Luke frowned at me. “I don’t smoke fuckin’ cigars.”

“Bro, it’s gentleman speak for ‘let’s let the woman talk and let’s let me talk you off the ledge.’”

I resisted the urge to giggle.

Luke was far from giggling.

“You’re not to leave this fuckin’ house without me,” he declared.

“Wouldn’t dream of it,” I replied sweetly. Despite my sarcasm, I wouldn’t, actually. I was tired of fighting. Against I didn’t even know what anymore.

I was plain tired.

I just wanted Luke.

So I would stop with this shit.

He stared at me long and hard before he got up and followed Keltan.

Lucy didn’t waste any time crossing the space between us to sit right next to me, much closer than Luke.

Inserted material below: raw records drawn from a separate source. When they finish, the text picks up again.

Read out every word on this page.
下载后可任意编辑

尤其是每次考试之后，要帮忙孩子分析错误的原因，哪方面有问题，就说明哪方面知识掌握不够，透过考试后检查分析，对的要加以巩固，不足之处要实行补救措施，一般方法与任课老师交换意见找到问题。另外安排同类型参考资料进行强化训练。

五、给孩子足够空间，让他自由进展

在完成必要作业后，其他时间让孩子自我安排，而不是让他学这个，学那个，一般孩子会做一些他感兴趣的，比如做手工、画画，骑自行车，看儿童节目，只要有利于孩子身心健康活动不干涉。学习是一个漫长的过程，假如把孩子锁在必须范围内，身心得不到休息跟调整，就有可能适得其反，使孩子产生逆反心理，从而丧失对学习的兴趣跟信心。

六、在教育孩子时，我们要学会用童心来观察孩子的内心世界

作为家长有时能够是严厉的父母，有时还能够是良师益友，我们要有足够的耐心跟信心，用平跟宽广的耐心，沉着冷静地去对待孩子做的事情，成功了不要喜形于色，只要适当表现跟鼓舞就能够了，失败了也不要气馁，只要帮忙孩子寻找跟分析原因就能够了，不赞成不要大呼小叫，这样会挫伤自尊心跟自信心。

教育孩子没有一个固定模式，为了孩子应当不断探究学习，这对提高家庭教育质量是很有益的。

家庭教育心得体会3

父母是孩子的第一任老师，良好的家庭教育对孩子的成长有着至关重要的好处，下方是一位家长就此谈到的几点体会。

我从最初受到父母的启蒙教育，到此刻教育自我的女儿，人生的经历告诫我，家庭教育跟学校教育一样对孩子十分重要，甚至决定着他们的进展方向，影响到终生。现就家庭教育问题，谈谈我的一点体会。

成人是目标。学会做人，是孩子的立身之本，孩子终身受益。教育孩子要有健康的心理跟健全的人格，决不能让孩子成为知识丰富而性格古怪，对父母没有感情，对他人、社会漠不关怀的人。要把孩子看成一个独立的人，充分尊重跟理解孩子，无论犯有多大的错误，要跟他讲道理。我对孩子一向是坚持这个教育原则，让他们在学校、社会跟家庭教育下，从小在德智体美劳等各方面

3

“Bitch, you’ve been holding out on me,” she snapped. “Spill. Now.”

“Well, I was bored, so I decided to call a few LA friends, ask them who the dirtbags were, teach them some lessons,” I began.

She waved her hand dismissively. “Not that,” she said. “That’s just another day in your life. I’m not surprised. What I need is the goss on you and Luke. Now. No more evading, no more lying. Something’s going on. Something has been going on. For years. I respected your silence, didn’t like it, but I got it. Guessed you’d tell me when you were ready. But I almost died without knowing. You’re obliged to tell me.”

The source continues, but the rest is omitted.